Every single post uncovered something that no review, no spec sheet, no benchmark covered. The concurrency discovery in Post 3 — nobody told me the community Docker image was the path to 100x throughput. The Harmony protocol in Post 5 — I had to read the raw token stream to understand why tool calls were failing. The community fixes for nvidia-smi in Post 1 — the official documentation didn’t mention them.
You can’t review your way to this understanding. You have to run it.
Current State
Buy if you’re a builder.
If you enjoy tuning crossovers and measuring room response, this is your hardware. The DGX Spark rewards people who want to understand the stack, tweak the config, write the callbacks, and iterate on the setup. Every post in this series was a tuning session, and each one made the system measurably better.
If you want plug-and-play, wait. The software stack isn’t there yet. vLLM needs community images. LiteLLM needs custom callbacks. Claude Code needs environment variable overrides and detailed skills. It works — this post proves it works — but it’s hands-on work to get there.
The Meta-Moment
In Post 6, Claude Code helped build the cluster infrastructure — the Docker configs, the Ray setup, the networking. Now in Post 9, Claude Code runs on that same infrastructure, served by the stack it helped create. The tool built its own substrate.
That’s not just a fun coincidence. Understanding the full communication chain — from Claude Code’s Anthropic API call, through LiteLLM’s protocol translation, through vLLM’s Harmony tokens, down to the Blackwell GPU — changes how you use the tool. You stop treating it as magic. You start treating it as engineering.
What’s Next
More models. GPT-OSS-120B is the first, not the last. The recipe system makes switching easy — new YAML, same stack. The question shifts from “can it run?” to “what should it run?” Different models for different tasks. Find the ones that fit actual capabilities instead of chasing benchmarks.
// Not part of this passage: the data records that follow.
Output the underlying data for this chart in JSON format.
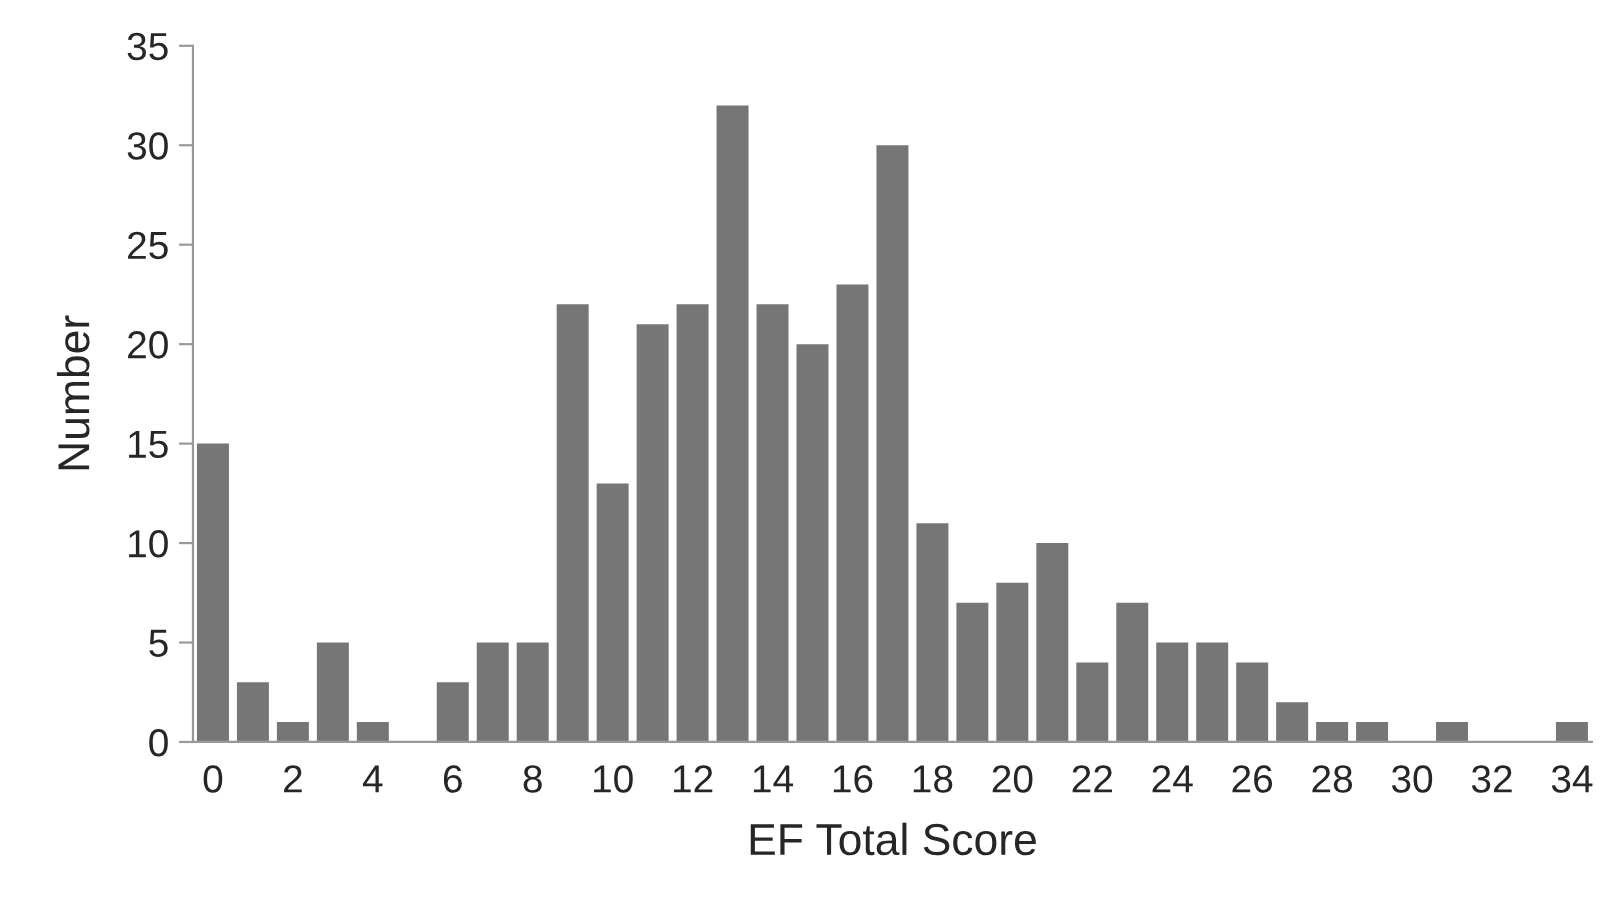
{
  "chart_data": {
    "type": "bar",
    "xlabel": "EF Total Score",
    "ylabel": "Number",
    "categories": [
      "0",
      null,
      "2",
      null,
      "4",
      null,
      "6",
      null,
      "8",
      null,
      "10",
      null,
      "12",
      null,
      "14",
      null,
      "16",
      null,
      "18",
      null,
      "20",
      null,
      "22",
      null,
      "24",
      null,
      "26",
      null,
      "28",
      null,
      "30",
      null,
      "32",
      null,
      "34"
    ],
    "values": [
      15,
      3,
      1,
      5,
      1,
      0,
      3,
      5,
      5,
      22,
      13,
      21,
      22,
      32,
      22,
      20,
      23,
      30,
      11,
      7,
      8,
      10,
      4,
      7,
      5,
      5,
      4,
      2,
      1,
      1,
      0,
      1,
      0,
      0,
      1
    ],
    "color": "#767676",
    "ylim": [
      0,
      35
    ],
    "yticks": [
      0,
      5,
      10,
      15,
      20,
      25,
      30,
      35
    ],
    "grid": false,
    "legend": false
  }
}
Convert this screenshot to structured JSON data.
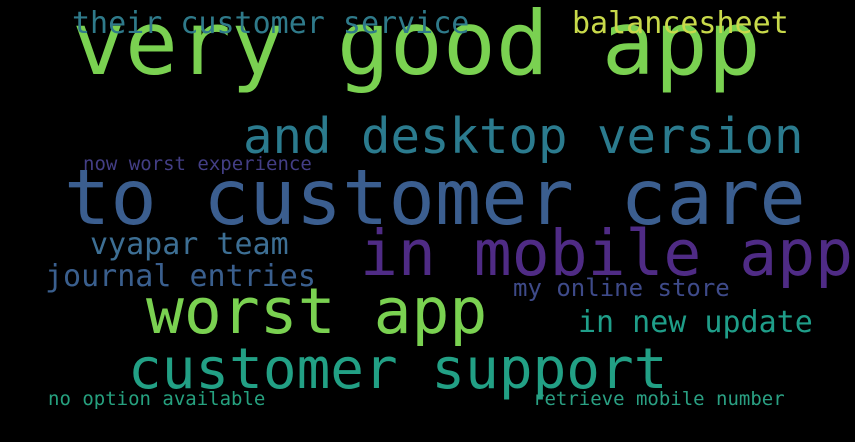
{
  "background_color": "#000000",
  "words": [
    {
      "id": "very-good-app",
      "text": "very good app",
      "color": "#7ad151"
    },
    {
      "id": "to-customer-care",
      "text": "to customer care",
      "color": "#3b5e8f"
    },
    {
      "id": "in-mobile-app",
      "text": "in mobile app",
      "color": "#4f2b85"
    },
    {
      "id": "worst-app",
      "text": "worst app",
      "color": "#7ad151"
    },
    {
      "id": "customer-support",
      "text": "customer support",
      "color": "#22a085"
    },
    {
      "id": "and-desktop-version",
      "text": "and desktop version",
      "color": "#2b7b8e"
    },
    {
      "id": "their-customer-service",
      "text": "their customer service",
      "color": "#2f7a8a"
    },
    {
      "id": "balancesheet",
      "text": "balancesheet",
      "color": "#c8d94a"
    },
    {
      "id": "vyapar-team",
      "text": "vyapar team",
      "color": "#3d6f94"
    },
    {
      "id": "journal-entries",
      "text": "journal entries",
      "color": "#3a5f8e"
    },
    {
      "id": "in-new-update",
      "text": "in new update",
      "color": "#1f9e89"
    },
    {
      "id": "my-online-store",
      "text": "my online store",
      "color": "#3e4a89"
    },
    {
      "id": "now-worst-experience",
      "text": "now worst experience",
      "color": "#433e85"
    },
    {
      "id": "no-option-available",
      "text": "no option available",
      "color": "#26a17f"
    },
    {
      "id": "retrieve-mobile-number",
      "text": "retrieve mobile number",
      "color": "#2aa083"
    }
  ]
}
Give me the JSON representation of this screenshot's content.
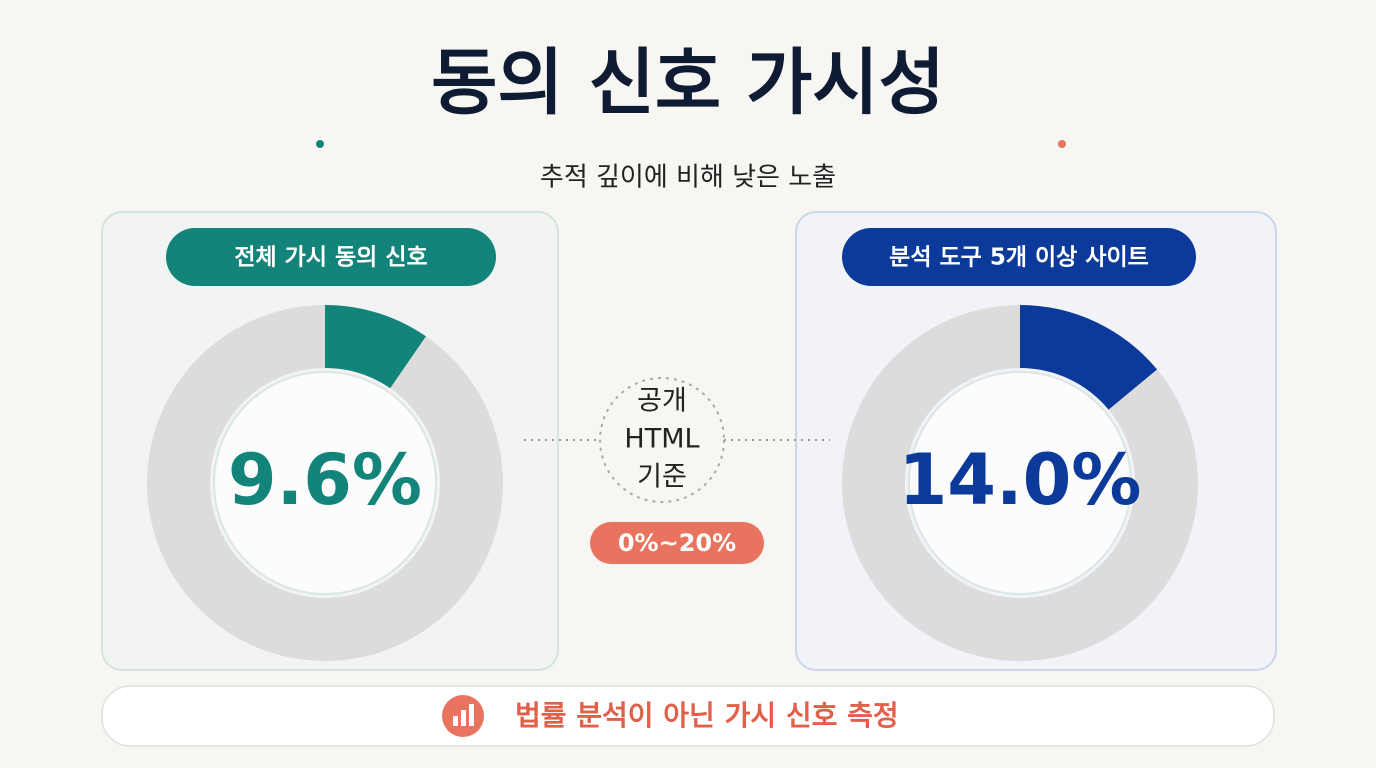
{
  "title": "동의 신호 가시성",
  "subtitle": "추적 깊이에 비해 낮은 노출",
  "center_note": {
    "lines": [
      "공개",
      "HTML",
      "기준"
    ],
    "range": "0%~20%"
  },
  "footer": "법률 분석이 아닌 가시 신호 측정",
  "chart_data": [
    {
      "type": "donut",
      "title": "전체 가시 동의 신호",
      "values": [
        9.6,
        90.4
      ],
      "value_labels": [
        "9.6%",
        null
      ],
      "colors": [
        "#12847a",
        "#dcdcdc"
      ]
    },
    {
      "type": "donut",
      "title": "분석 도구 5개 이상 사이트",
      "values": [
        14.0,
        86.0
      ],
      "value_labels": [
        "14.0%",
        null
      ],
      "colors": [
        "#0b3a9a",
        "#dcdcdc"
      ]
    }
  ]
}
More usage patterns. Specific apps and workflows that play to the strengths: agentic batch work, well-scoped autonomous tasks, local inference for sensitive code. Not everything needs to go through the cloud.
Better stack. vLLM is improving fast. LiteLLM keeps adding provider support. The community Docker images get more stable with every release. The rough edges from Post 1 are already smoother than they were three months ago.
Final Reflection
I expected fun. I got understanding.
The spec sheet said datacenter GPU in a small form factor. Hands-on said: yes, but the software stack is where the real work lives. Nine posts of evidence, from a blind nvidia-smi to Claude Code agent swarms running on local hardware. Same conclusion as article.md, earned the hard way: bring it home and listen.